EL ENTIERRO DE UNA IZQUIERDA SIN CONFLICTO
La victoria de Mamdani ha expuesto el fracaso estrepitoso del centrismo disfrazado de justicia social. Ese progresismo que presume de avances simbólicos mientras acepta presupuestos austericidas, apoya guerras imperialistas y criminaliza la protesta. El mismo que llora en discursos sobre la inclusión pero vota recortes en vivienda pública. Que celebra la diversidad en cargos mientras aprueba desalojos y privatizaciones. Que se presenta como barrera contra el fascismo pero pacta con las élites económicas que lo alimentan.
Frente a esa impostura, el triunfo de Mamdani ha sido un terremoto. Porque ha roto el consenso tácito entre progresismo de escaparate y poder neoliberal. Ha demostrado que no basta con parecer justo: hay que tocar intereses. Y que cuando eso ocurre, el sistema reacciona con furia, no con aplausos.
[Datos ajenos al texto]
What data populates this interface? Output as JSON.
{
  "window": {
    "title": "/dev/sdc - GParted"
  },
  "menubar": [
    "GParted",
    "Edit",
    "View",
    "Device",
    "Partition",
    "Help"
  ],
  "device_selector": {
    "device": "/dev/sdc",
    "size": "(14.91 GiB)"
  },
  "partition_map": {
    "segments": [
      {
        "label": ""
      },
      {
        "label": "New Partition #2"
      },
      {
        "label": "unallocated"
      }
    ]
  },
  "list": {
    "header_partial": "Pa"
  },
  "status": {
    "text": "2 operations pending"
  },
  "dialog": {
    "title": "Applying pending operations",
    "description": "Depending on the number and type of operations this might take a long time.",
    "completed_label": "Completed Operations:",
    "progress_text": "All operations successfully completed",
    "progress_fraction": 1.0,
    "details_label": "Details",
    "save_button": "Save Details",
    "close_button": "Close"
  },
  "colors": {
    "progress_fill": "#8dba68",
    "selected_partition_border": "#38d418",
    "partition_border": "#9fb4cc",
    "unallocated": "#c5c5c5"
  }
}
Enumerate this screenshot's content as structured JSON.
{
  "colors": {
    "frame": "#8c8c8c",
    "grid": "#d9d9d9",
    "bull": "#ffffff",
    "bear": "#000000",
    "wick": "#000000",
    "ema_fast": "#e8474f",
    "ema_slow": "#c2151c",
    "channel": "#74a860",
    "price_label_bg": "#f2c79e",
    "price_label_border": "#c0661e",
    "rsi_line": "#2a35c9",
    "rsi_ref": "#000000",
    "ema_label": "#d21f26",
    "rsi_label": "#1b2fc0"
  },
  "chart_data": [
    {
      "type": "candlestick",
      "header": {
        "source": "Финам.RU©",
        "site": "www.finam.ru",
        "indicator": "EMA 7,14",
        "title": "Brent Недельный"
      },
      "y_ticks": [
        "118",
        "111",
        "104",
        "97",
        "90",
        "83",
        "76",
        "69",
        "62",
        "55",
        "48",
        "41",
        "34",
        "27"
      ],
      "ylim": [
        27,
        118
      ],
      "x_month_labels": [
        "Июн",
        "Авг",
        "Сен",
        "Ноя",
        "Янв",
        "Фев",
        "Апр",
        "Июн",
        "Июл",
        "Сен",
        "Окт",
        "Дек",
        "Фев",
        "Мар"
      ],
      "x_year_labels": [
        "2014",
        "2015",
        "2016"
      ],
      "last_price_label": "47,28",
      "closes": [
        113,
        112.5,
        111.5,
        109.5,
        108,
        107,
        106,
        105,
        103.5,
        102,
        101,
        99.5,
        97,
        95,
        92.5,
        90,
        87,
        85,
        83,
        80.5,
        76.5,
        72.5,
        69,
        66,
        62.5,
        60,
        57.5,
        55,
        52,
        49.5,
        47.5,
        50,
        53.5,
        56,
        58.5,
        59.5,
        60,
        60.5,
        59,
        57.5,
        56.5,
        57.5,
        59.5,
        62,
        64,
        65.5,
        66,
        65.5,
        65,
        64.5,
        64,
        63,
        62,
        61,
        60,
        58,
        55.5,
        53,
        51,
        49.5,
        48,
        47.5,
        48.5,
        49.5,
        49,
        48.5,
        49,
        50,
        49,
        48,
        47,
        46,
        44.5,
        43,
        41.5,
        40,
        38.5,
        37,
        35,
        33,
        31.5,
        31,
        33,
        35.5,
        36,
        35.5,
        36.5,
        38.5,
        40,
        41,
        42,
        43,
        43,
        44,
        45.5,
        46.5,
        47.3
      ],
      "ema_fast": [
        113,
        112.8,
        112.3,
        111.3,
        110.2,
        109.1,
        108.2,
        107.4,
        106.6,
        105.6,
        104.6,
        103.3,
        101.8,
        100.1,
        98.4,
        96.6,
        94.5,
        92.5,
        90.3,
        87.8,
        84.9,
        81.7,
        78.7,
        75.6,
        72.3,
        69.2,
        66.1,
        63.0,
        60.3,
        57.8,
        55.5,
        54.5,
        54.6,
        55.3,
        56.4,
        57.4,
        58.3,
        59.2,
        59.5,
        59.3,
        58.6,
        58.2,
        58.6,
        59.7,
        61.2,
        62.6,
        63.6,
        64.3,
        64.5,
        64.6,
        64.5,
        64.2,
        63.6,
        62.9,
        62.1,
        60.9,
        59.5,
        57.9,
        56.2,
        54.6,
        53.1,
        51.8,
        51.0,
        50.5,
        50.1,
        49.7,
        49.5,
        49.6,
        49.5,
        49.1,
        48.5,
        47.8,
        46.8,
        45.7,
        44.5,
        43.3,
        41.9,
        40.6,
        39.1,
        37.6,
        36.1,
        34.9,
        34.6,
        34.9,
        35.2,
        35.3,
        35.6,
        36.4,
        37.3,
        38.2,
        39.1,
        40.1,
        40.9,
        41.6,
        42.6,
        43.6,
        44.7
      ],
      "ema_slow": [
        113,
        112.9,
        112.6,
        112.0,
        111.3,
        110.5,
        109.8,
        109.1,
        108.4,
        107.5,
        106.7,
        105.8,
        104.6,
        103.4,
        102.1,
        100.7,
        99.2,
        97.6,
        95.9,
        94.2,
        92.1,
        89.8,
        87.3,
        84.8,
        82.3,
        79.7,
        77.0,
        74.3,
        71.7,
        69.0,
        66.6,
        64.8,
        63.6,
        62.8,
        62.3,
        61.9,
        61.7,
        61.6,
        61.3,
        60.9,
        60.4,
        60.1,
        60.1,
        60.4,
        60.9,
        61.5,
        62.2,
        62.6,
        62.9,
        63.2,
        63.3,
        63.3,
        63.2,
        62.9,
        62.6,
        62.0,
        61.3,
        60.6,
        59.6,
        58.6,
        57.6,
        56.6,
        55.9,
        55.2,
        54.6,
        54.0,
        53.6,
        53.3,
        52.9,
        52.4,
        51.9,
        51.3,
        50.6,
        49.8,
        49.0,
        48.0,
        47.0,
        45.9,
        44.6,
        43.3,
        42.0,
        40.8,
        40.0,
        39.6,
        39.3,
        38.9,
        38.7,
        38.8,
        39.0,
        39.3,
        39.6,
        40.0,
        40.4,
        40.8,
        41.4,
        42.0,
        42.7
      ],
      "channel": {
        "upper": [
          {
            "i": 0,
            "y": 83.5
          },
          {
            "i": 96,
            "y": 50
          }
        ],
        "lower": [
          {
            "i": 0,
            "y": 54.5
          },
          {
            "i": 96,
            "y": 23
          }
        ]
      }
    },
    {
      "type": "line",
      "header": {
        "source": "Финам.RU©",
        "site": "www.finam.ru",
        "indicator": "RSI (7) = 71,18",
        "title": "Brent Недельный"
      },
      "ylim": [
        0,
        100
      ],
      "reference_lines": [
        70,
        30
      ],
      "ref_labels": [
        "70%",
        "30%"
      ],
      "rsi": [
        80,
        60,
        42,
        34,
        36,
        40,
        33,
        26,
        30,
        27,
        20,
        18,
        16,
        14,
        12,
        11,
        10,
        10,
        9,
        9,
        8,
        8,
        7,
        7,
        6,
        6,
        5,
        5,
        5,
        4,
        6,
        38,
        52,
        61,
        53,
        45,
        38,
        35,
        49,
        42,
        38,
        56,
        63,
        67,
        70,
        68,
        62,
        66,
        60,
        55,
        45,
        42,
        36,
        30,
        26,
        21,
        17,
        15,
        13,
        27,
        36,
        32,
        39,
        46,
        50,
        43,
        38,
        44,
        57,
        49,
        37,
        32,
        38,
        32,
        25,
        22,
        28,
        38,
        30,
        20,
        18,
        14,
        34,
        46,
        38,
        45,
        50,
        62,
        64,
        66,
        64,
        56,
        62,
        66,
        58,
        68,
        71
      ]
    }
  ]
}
En las semanas previas a las elecciones, los grandes medios callaron. Las encuestadoras lo ignoraron. Las cúpulas del Partido Demócrata lo aislaron. No hubo foto con celebridades, ni apoyos desde Netflix. Solo un ejército de voluntarias y voluntarios recorriendo barrios, organizando asambleas, tocando puertas, escuchando y convenciendo. Así se gana sin el dinero de Wall Street ni el respaldo de fundaciones corporativas. Así se gana cuando se cree en la clase trabajadora como sujeto político, no como audiencia de una campaña.
Lo que ha pasado en Nueva York no es un milagro. Es un método. Un método que incomoda porque no busca gestionar el capitalismo con cara amable, sino confrontarlo. Que no confía en cambiar el mundo desde el centro, sino desde las márgenes organizadas. Que entiende la política como un conflicto, no como una marca. Que no se disculpa por ser radical cuando lo que está en juego es la dignidad de millones.
No se trata solo de Mamdani. Se trata de una generación que ha aprendido que el poder no se conquista con virales, sino con base social. Que no hay algoritmo que sustituya la confianza construida en las calles. Que no hay influencer que pueda suplantar el trabajo colectivo.
El progresismo de escaparate está muerto. Solo queda el cascarón. Y mientras sus restos se pasean por platós, fundaciones y charlas TED, en las esquinas del mundo hay quienes siguen organizando. Porque si algo hemos aprendido, es que el cambio no se sube al escenario, se construye en el subsuelo.